Institutions like these, combined with the course of examination required from all men holding responsible positions on board ship, tend materially to improve the condition of foreign seamen, and to give them advantages too long withheld from the British. These advantages, combined with the unwise protection afforded by the Navigation Laws to the shipowners and seamen of Great Britain, gave foreign nations, for a time, a decided superiority over them. Indeed, it was found that during the first half of the present century neither the ships nor their crews kept pace with those of other maritime nations, till at length it became necessary to adopt measures, not merely for the improvement of the condition of our ships, but likewise for raising our seafaring population, by means of a sound education, to such a position as would enable them to compete successfully under all circumstances with the ships and seamen of other states.

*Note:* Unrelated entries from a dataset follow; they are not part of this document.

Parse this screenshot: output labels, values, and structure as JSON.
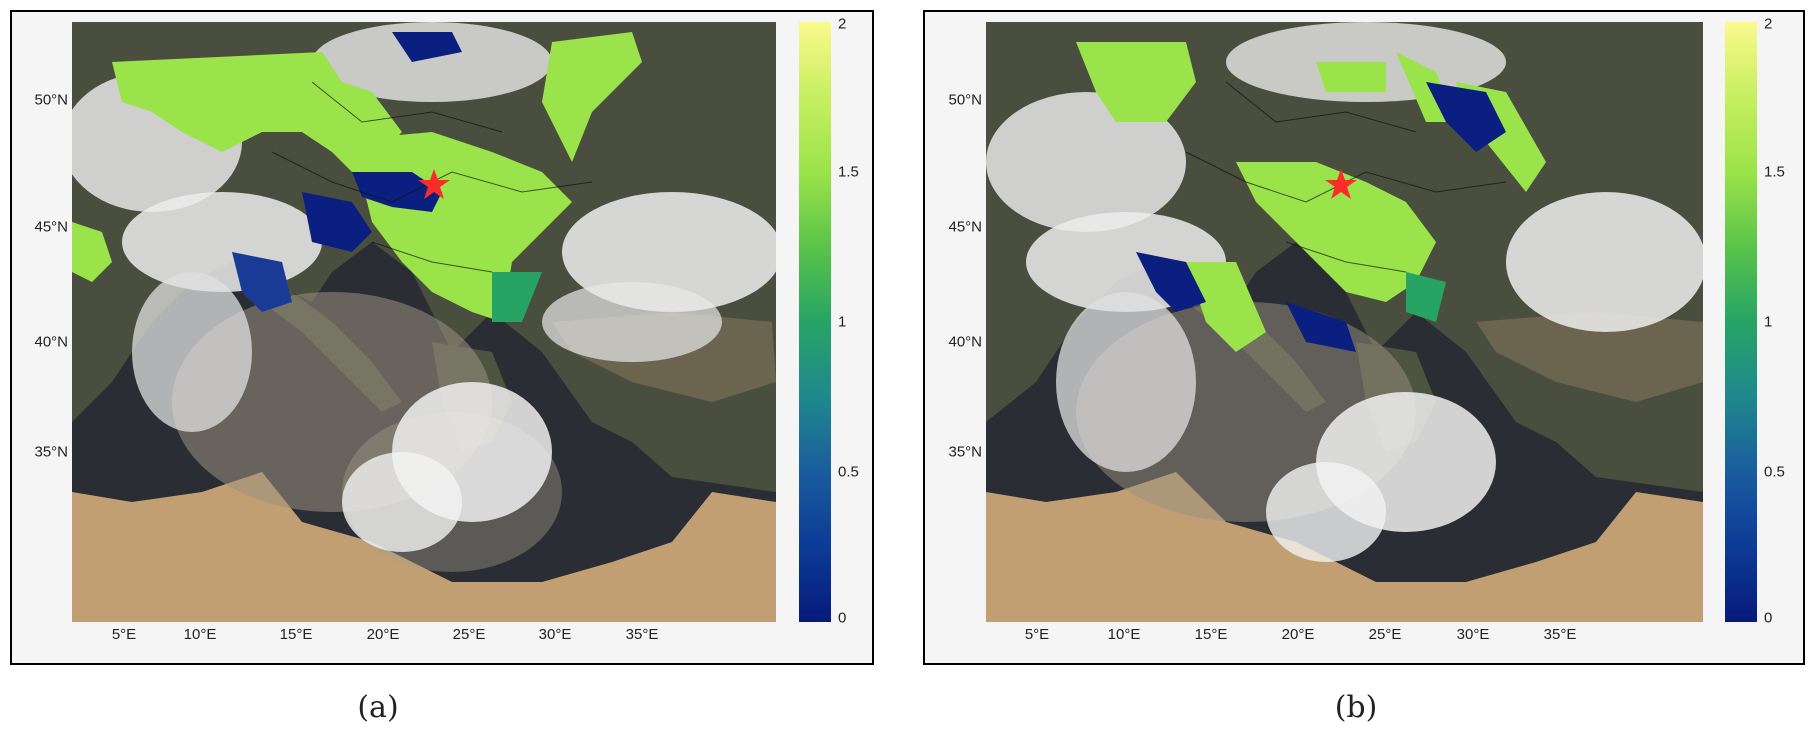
{
  "panels": [
    {
      "caption": "(a)",
      "lat_ticks": [
        "50°N",
        "45°N",
        "40°N",
        "35°N"
      ],
      "lon_ticks": [
        "5°E",
        "10°E",
        "15°E",
        "20°E",
        "25°E",
        "30°E",
        "35°E"
      ],
      "colorbar_ticks": [
        "2",
        "1.5",
        "1",
        "0.5",
        "0"
      ],
      "colorbar_range": [
        0,
        2
      ],
      "marker": "red-star"
    },
    {
      "caption": "(b)",
      "lat_ticks": [
        "50°N",
        "45°N",
        "40°N",
        "35°N"
      ],
      "lon_ticks": [
        "5°E",
        "10°E",
        "15°E",
        "20°E",
        "25°E",
        "30°E",
        "35°E"
      ],
      "colorbar_ticks": [
        "2",
        "1.5",
        "1",
        "0.5",
        "0"
      ],
      "colorbar_range": [
        0,
        2
      ],
      "marker": "red-star"
    }
  ],
  "colors": {
    "sea": "#2a2d33",
    "land_desert": "#b89a72",
    "land_green": "#3f4a34",
    "cloud": "#e8e8e8",
    "pixel_high": "#9be34a",
    "pixel_low": "#0b1f80",
    "pixel_mid": "#27a464",
    "star": "#ff2a2a",
    "colorbar_low": "#081a7a",
    "colorbar_high": "#fafa8c"
  }
}
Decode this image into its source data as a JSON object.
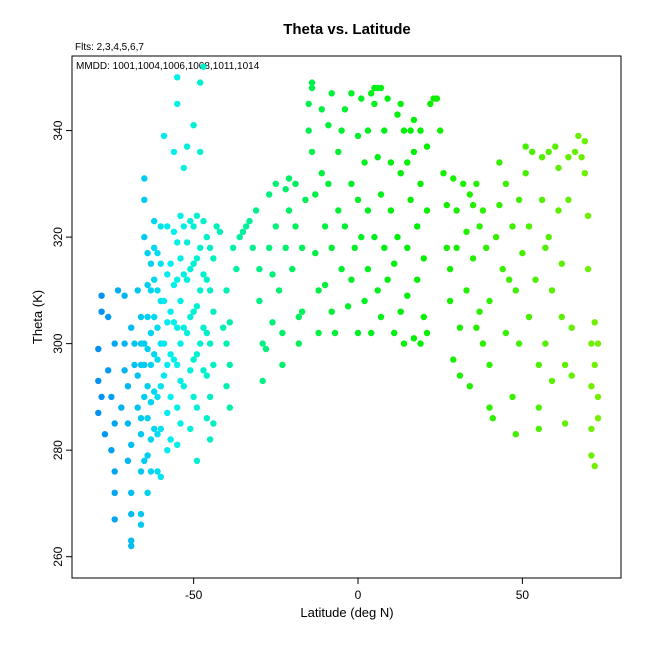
{
  "chart_data": {
    "type": "scatter",
    "title": "Theta vs. Latitude",
    "subtitle_flts": "Flts: 2,3,4,5,6,7",
    "subtitle_mmdd": "MMDD: 1001,1004,1006,1008,1011,1014",
    "xlabel": "Latitude (deg N)",
    "ylabel": "Theta (K)",
    "xlim": [
      -87,
      80
    ],
    "ylim": [
      256,
      354
    ],
    "x_ticks": [
      -50,
      0,
      50
    ],
    "y_ticks": [
      260,
      280,
      300,
      320,
      340
    ],
    "grid": false,
    "legend": "none",
    "color_scale": "blue-cyan-green by latitude",
    "points": [
      [
        -79,
        287
      ],
      [
        -79,
        293
      ],
      [
        -79,
        299
      ],
      [
        -78,
        306
      ],
      [
        -78,
        309
      ],
      [
        -78,
        290
      ],
      [
        -77,
        283
      ],
      [
        -76,
        295
      ],
      [
        -76,
        305
      ],
      [
        -75,
        280
      ],
      [
        -75,
        290
      ],
      [
        -74,
        272
      ],
      [
        -74,
        267
      ],
      [
        -74,
        276
      ],
      [
        -74,
        285
      ],
      [
        -74,
        300
      ],
      [
        -73,
        310
      ],
      [
        -72,
        288
      ],
      [
        -71,
        295
      ],
      [
        -71,
        300
      ],
      [
        -71,
        309
      ],
      [
        -70,
        278
      ],
      [
        -70,
        285
      ],
      [
        -70,
        292
      ],
      [
        -69,
        263
      ],
      [
        -69,
        262
      ],
      [
        -69,
        268
      ],
      [
        -69,
        272
      ],
      [
        -69,
        281
      ],
      [
        -69,
        303
      ],
      [
        -68,
        296
      ],
      [
        -68,
        300
      ],
      [
        -67,
        288
      ],
      [
        -67,
        294
      ],
      [
        -67,
        310
      ],
      [
        -66,
        266
      ],
      [
        -66,
        268
      ],
      [
        -66,
        276
      ],
      [
        -66,
        283
      ],
      [
        -66,
        286
      ],
      [
        -66,
        296
      ],
      [
        -66,
        300
      ],
      [
        -66,
        305
      ],
      [
        -65,
        278
      ],
      [
        -65,
        290
      ],
      [
        -65,
        296
      ],
      [
        -65,
        300
      ],
      [
        -65,
        331
      ],
      [
        -65,
        327
      ],
      [
        -65,
        320
      ],
      [
        -64,
        272
      ],
      [
        -64,
        279
      ],
      [
        -64,
        286
      ],
      [
        -64,
        292
      ],
      [
        -64,
        299
      ],
      [
        -64,
        305
      ],
      [
        -64,
        311
      ],
      [
        -64,
        317
      ],
      [
        -63,
        276
      ],
      [
        -63,
        282
      ],
      [
        -63,
        289
      ],
      [
        -63,
        296
      ],
      [
        -63,
        302
      ],
      [
        -63,
        310
      ],
      [
        -63,
        315
      ],
      [
        -62,
        284
      ],
      [
        -62,
        291
      ],
      [
        -62,
        298
      ],
      [
        -62,
        305
      ],
      [
        -62,
        312
      ],
      [
        -62,
        318
      ],
      [
        -62,
        323
      ],
      [
        -61,
        276
      ],
      [
        -61,
        283
      ],
      [
        -61,
        290
      ],
      [
        -61,
        297
      ],
      [
        -61,
        303
      ],
      [
        -61,
        310
      ],
      [
        -61,
        317
      ],
      [
        -60,
        275
      ],
      [
        -60,
        284
      ],
      [
        -60,
        292
      ],
      [
        -60,
        300
      ],
      [
        -60,
        308
      ],
      [
        -60,
        315
      ],
      [
        -60,
        322
      ],
      [
        -59,
        339
      ],
      [
        -59,
        294
      ],
      [
        -59,
        300
      ],
      [
        -59,
        308
      ],
      [
        -58,
        280
      ],
      [
        -58,
        287
      ],
      [
        -58,
        296
      ],
      [
        -58,
        304
      ],
      [
        -58,
        313
      ],
      [
        -58,
        322
      ],
      [
        -57,
        282
      ],
      [
        -57,
        290
      ],
      [
        -57,
        298
      ],
      [
        -57,
        306
      ],
      [
        -57,
        315
      ],
      [
        -56,
        297
      ],
      [
        -56,
        304
      ],
      [
        -56,
        311
      ],
      [
        -56,
        321
      ],
      [
        -56,
        336
      ],
      [
        -55,
        350
      ],
      [
        -55,
        281
      ],
      [
        -55,
        288
      ],
      [
        -55,
        296
      ],
      [
        -55,
        303
      ],
      [
        -55,
        312
      ],
      [
        -55,
        319
      ],
      [
        -55,
        345
      ],
      [
        -54,
        285
      ],
      [
        -54,
        293
      ],
      [
        -54,
        300
      ],
      [
        -54,
        308
      ],
      [
        -54,
        316
      ],
      [
        -54,
        324
      ],
      [
        -53,
        292
      ],
      [
        -53,
        303
      ],
      [
        -53,
        313
      ],
      [
        -53,
        322
      ],
      [
        -53,
        333
      ],
      [
        -52,
        302
      ],
      [
        -52,
        312
      ],
      [
        -52,
        319
      ],
      [
        -52,
        337
      ],
      [
        -51,
        284
      ],
      [
        -51,
        295
      ],
      [
        -51,
        305
      ],
      [
        -51,
        314
      ],
      [
        -51,
        323
      ],
      [
        -50,
        290
      ],
      [
        -50,
        297
      ],
      [
        -50,
        306
      ],
      [
        -50,
        315
      ],
      [
        -50,
        322
      ],
      [
        -50,
        341
      ],
      [
        -49,
        278
      ],
      [
        -49,
        288
      ],
      [
        -49,
        298
      ],
      [
        -49,
        307
      ],
      [
        -49,
        316
      ],
      [
        -49,
        324
      ],
      [
        -48,
        349
      ],
      [
        -48,
        336
      ],
      [
        -48,
        300
      ],
      [
        -48,
        310
      ],
      [
        -48,
        318
      ],
      [
        -47,
        352
      ],
      [
        -47,
        295
      ],
      [
        -47,
        303
      ],
      [
        -47,
        313
      ],
      [
        -47,
        323
      ],
      [
        -46,
        286
      ],
      [
        -46,
        294
      ],
      [
        -46,
        302
      ],
      [
        -46,
        312
      ],
      [
        -46,
        320
      ],
      [
        -45,
        282
      ],
      [
        -45,
        290
      ],
      [
        -45,
        300
      ],
      [
        -45,
        310
      ],
      [
        -45,
        318
      ],
      [
        -44,
        285
      ],
      [
        -44,
        296
      ],
      [
        -44,
        306
      ],
      [
        -44,
        316
      ],
      [
        -43,
        322
      ],
      [
        -42,
        321
      ],
      [
        -41,
        303
      ],
      [
        -40,
        292
      ],
      [
        -40,
        300
      ],
      [
        -40,
        310
      ],
      [
        -39,
        288
      ],
      [
        -39,
        296
      ],
      [
        -39,
        304
      ],
      [
        -38,
        318
      ],
      [
        -37,
        314
      ],
      [
        -36,
        320
      ],
      [
        -35,
        321
      ],
      [
        -34,
        322
      ],
      [
        -33,
        323
      ],
      [
        -32,
        318
      ],
      [
        -31,
        325
      ],
      [
        -30,
        308
      ],
      [
        -30,
        314
      ],
      [
        -29,
        300
      ],
      [
        -29,
        293
      ],
      [
        -28,
        299
      ],
      [
        -27,
        328
      ],
      [
        -27,
        318
      ],
      [
        -26,
        304
      ],
      [
        -26,
        313
      ],
      [
        -25,
        330
      ],
      [
        -25,
        322
      ],
      [
        -24,
        310
      ],
      [
        -23,
        296
      ],
      [
        -23,
        302
      ],
      [
        -22,
        318
      ],
      [
        -22,
        329
      ],
      [
        -21,
        331
      ],
      [
        -21,
        325
      ],
      [
        -20,
        314
      ],
      [
        -19,
        330
      ],
      [
        -19,
        322
      ],
      [
        -18,
        305
      ],
      [
        -18,
        300
      ],
      [
        -17,
        306
      ],
      [
        -17,
        318
      ],
      [
        -16,
        327
      ],
      [
        -15,
        340
      ],
      [
        -15,
        345
      ],
      [
        -14,
        349
      ],
      [
        -14,
        348
      ],
      [
        -14,
        336
      ],
      [
        -13,
        328
      ],
      [
        -13,
        317
      ],
      [
        -12,
        310
      ],
      [
        -12,
        302
      ],
      [
        -11,
        332
      ],
      [
        -11,
        344
      ],
      [
        -10,
        322
      ],
      [
        -10,
        311
      ],
      [
        -9,
        341
      ],
      [
        -9,
        330
      ],
      [
        -8,
        347
      ],
      [
        -8,
        318
      ],
      [
        -8,
        306
      ],
      [
        -7,
        302
      ],
      [
        -6,
        336
      ],
      [
        -6,
        325
      ],
      [
        -5,
        314
      ],
      [
        -5,
        340
      ],
      [
        -4,
        344
      ],
      [
        -4,
        322
      ],
      [
        -3,
        307
      ],
      [
        -2,
        330
      ],
      [
        -2,
        347
      ],
      [
        -2,
        312
      ],
      [
        -1,
        318
      ],
      [
        0,
        327
      ],
      [
        0,
        339
      ],
      [
        0,
        302
      ],
      [
        1,
        346
      ],
      [
        1,
        320
      ],
      [
        2,
        308
      ],
      [
        2,
        334
      ],
      [
        3,
        314
      ],
      [
        3,
        325
      ],
      [
        3,
        340
      ],
      [
        4,
        302
      ],
      [
        4,
        347
      ],
      [
        5,
        348
      ],
      [
        5,
        345
      ],
      [
        5,
        320
      ],
      [
        6,
        348
      ],
      [
        6,
        335
      ],
      [
        6,
        310
      ],
      [
        7,
        348
      ],
      [
        7,
        328
      ],
      [
        7,
        305
      ],
      [
        8,
        340
      ],
      [
        8,
        318
      ],
      [
        9,
        312
      ],
      [
        9,
        346
      ],
      [
        10,
        325
      ],
      [
        10,
        334
      ],
      [
        11,
        302
      ],
      [
        11,
        315
      ],
      [
        12,
        343
      ],
      [
        12,
        320
      ],
      [
        13,
        345
      ],
      [
        13,
        332
      ],
      [
        13,
        306
      ],
      [
        14,
        340
      ],
      [
        14,
        300
      ],
      [
        15,
        334
      ],
      [
        15,
        318
      ],
      [
        15,
        309
      ],
      [
        16,
        340
      ],
      [
        16,
        327
      ],
      [
        17,
        301
      ],
      [
        17,
        336
      ],
      [
        17,
        342
      ],
      [
        18,
        322
      ],
      [
        18,
        312
      ],
      [
        19,
        340
      ],
      [
        19,
        330
      ],
      [
        19,
        300
      ],
      [
        20,
        316
      ],
      [
        20,
        305
      ],
      [
        21,
        337
      ],
      [
        21,
        325
      ],
      [
        21,
        302
      ],
      [
        22,
        345
      ],
      [
        23,
        346
      ],
      [
        24,
        346
      ],
      [
        25,
        340
      ],
      [
        26,
        332
      ],
      [
        27,
        326
      ],
      [
        27,
        318
      ],
      [
        28,
        314
      ],
      [
        28,
        308
      ],
      [
        29,
        297
      ],
      [
        29,
        331
      ],
      [
        30,
        325
      ],
      [
        30,
        318
      ],
      [
        31,
        303
      ],
      [
        31,
        294
      ],
      [
        32,
        330
      ],
      [
        33,
        321
      ],
      [
        33,
        310
      ],
      [
        34,
        292
      ],
      [
        34,
        328
      ],
      [
        35,
        326
      ],
      [
        35,
        316
      ],
      [
        36,
        303
      ],
      [
        36,
        330
      ],
      [
        37,
        322
      ],
      [
        37,
        306
      ],
      [
        38,
        300
      ],
      [
        38,
        325
      ],
      [
        39,
        318
      ],
      [
        40,
        296
      ],
      [
        40,
        308
      ],
      [
        40,
        288
      ],
      [
        41,
        286
      ],
      [
        42,
        320
      ],
      [
        43,
        334
      ],
      [
        43,
        326
      ],
      [
        44,
        314
      ],
      [
        45,
        302
      ],
      [
        45,
        330
      ],
      [
        46,
        312
      ],
      [
        47,
        322
      ],
      [
        47,
        290
      ],
      [
        48,
        283
      ],
      [
        48,
        310
      ],
      [
        49,
        327
      ],
      [
        49,
        300
      ],
      [
        50,
        317
      ],
      [
        51,
        337
      ],
      [
        51,
        332
      ],
      [
        52,
        305
      ],
      [
        52,
        322
      ],
      [
        53,
        336
      ],
      [
        54,
        312
      ],
      [
        55,
        296
      ],
      [
        55,
        288
      ],
      [
        55,
        284
      ],
      [
        56,
        335
      ],
      [
        56,
        327
      ],
      [
        57,
        318
      ],
      [
        57,
        300
      ],
      [
        58,
        336
      ],
      [
        58,
        320
      ],
      [
        59,
        293
      ],
      [
        59,
        310
      ],
      [
        60,
        337
      ],
      [
        61,
        333
      ],
      [
        61,
        325
      ],
      [
        62,
        315
      ],
      [
        62,
        305
      ],
      [
        63,
        296
      ],
      [
        63,
        285
      ],
      [
        64,
        335
      ],
      [
        64,
        327
      ],
      [
        65,
        303
      ],
      [
        65,
        294
      ],
      [
        66,
        336
      ],
      [
        67,
        339
      ],
      [
        68,
        335
      ],
      [
        69,
        338
      ],
      [
        69,
        332
      ],
      [
        70,
        324
      ],
      [
        70,
        314
      ],
      [
        71,
        300
      ],
      [
        71,
        292
      ],
      [
        71,
        284
      ],
      [
        71,
        279
      ],
      [
        72,
        277
      ],
      [
        72,
        296
      ],
      [
        72,
        304
      ],
      [
        73,
        300
      ],
      [
        73,
        290
      ],
      [
        73,
        286
      ]
    ]
  }
}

Foreign Office circular of July 1, 1843.
Its value, though unfair and one-sided.
With that important object in view, the English Foreign Office issued a circular on the 1st July, 1843, to all our consuls abroad, requesting information respecting the conduct and character of British shipmasters and seamen frequenting foreign ports; the replies to which produced a large mass of valuable information, presented to Parliament in 1848.[20] But this information would have been still more valuable had it been obtained in a less one-sided and invidious manner. “I am particularly desirous,” remarks the writer of the circular, Mr. James Murray, “of gaining information in regard to instances which have come under your observation of the incompetency of British shipmasters to manage their vessels and their crews, whether arising from deficiency of knowledge of practical navigation and seamanship, or of moral character, particularly want of sobriety.... My object is to show the necessity for more authoritative steps on the part of Her Majesty’s Government to remedy what appears to be an evil, detrimental to, and seriously affecting the character of, our commercial marine, and therefore advantageous to foreign rivals, whose merchant vessels are said to be exceedingly well manned and navigated.”
Replies to circular.
Mr. Consul Booker.
With this assumption, that British ships and seamen did exhibit the inferiority suggested by the writer of the circular, it was but natural that the answers to it should, as a rule, be in conformity with the prejudged and premature opinions expressed in it. Voluminous documents poured in from the different consulates, and, certainly, some of them contained charges of the gravest character against the owners and crews of our merchant fleet. The first is a letter (11th July, 1843) from Vice-Consul Booker, at Cronstadt, who seems to have ransacked his archives, containing, as these did, the results of an experience of fifty-nine years—to discover materials whereon he could ground a charge against the British sailors; but, while admitting that drunkenness was their principal failing, and that it was “a rare circumstance that a master is unfit to clear his ship either inwards or outwards,” he added: “It does not happen above two or three times in the year, in which case I get hold of the mate, and no stoppage ensues; and, in the intermediate time, when the ship is loading, the master, if the worse for liquor, avoids the office.” Of the seamen he remarked: “The crews behave like too many common Englishmen; take their glass freely when they can get it, and sell or pawn their clothes when they have no money; get into scrapes on a Sunday night, and are brought before me on a Monday, lectured, and discharged.”